The recent admission and membership into the WFOT may have a lot to do with the University of Gondar, which recently launched the first ever Occupational Therapy program in the nation. With four highly qualified Msc holders who have studied abroad and returned to serve their institution and country as instructors and specialists, the University of Gondar has officially inaugurated the first occupational therapy department in Ethiopian history. There were only four licensed occupational therapists in the entire nation before to 2020, and none of them had postgraduate degrees. But the Mastercard Foundation Scholars Program at the University of Gondar has drastically changed that.

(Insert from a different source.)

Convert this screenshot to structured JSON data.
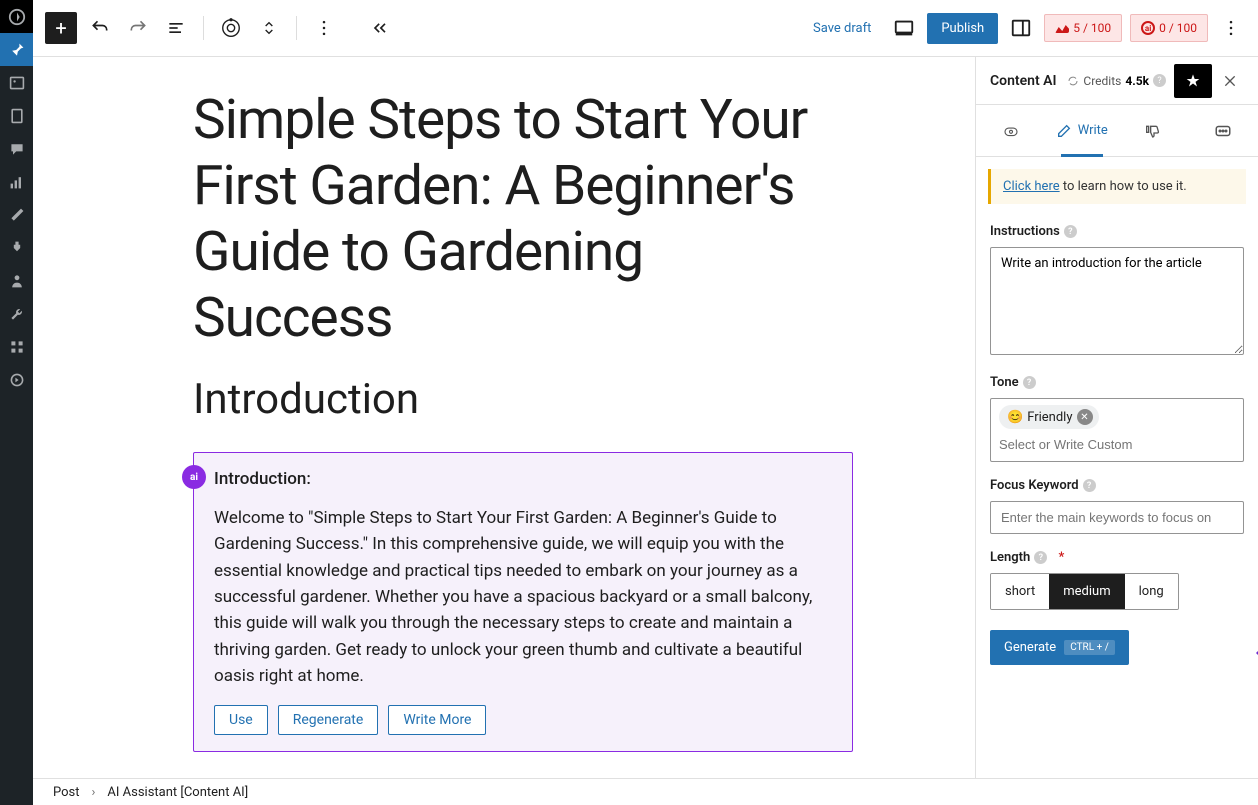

With over 17 million individuals living with impairments in the country, the number of occupational therapists with degrees from highly regarded universities will surely increase dramatically in the years to come. Now as the nation starts to promote this science and actually cater to its citizens with this new way of treatment others will also have a chance to live a life of well-being with viable options. The currently trained Occupational Therapists have an immense responsibility to progress this rehabilitation science, but at the same time must endeavor to treat as many vulnerable individuals who need help. However, as the new program at the University of Gondar flourishes, as there are 16 students enrolled currently, more and more specialists will be produced to continue the science and make a difference in the lives of people who really need it.
The World Federation of Occupational Therapists (WFOT) began with formal discussions at a meeting of occupational therapists held in England in June 1951, at which there were 28 representatives from various countries. There was a continued discussion in September of the same year at the Congress of the International Society of the Rehabilitation of the Disabled held in Stockholm, Sweden. The Constitution was developed at the 1952 meeting and contained the following initial objectives: to act as the official international organization for the promotion of occupational therapy; to promote international cooperation among occupational therapy associations, therapists, and other allied professional groups; to advance the practice and standards of occupational therapy and to help maintain the ethics and to advance the interests of the profession among others.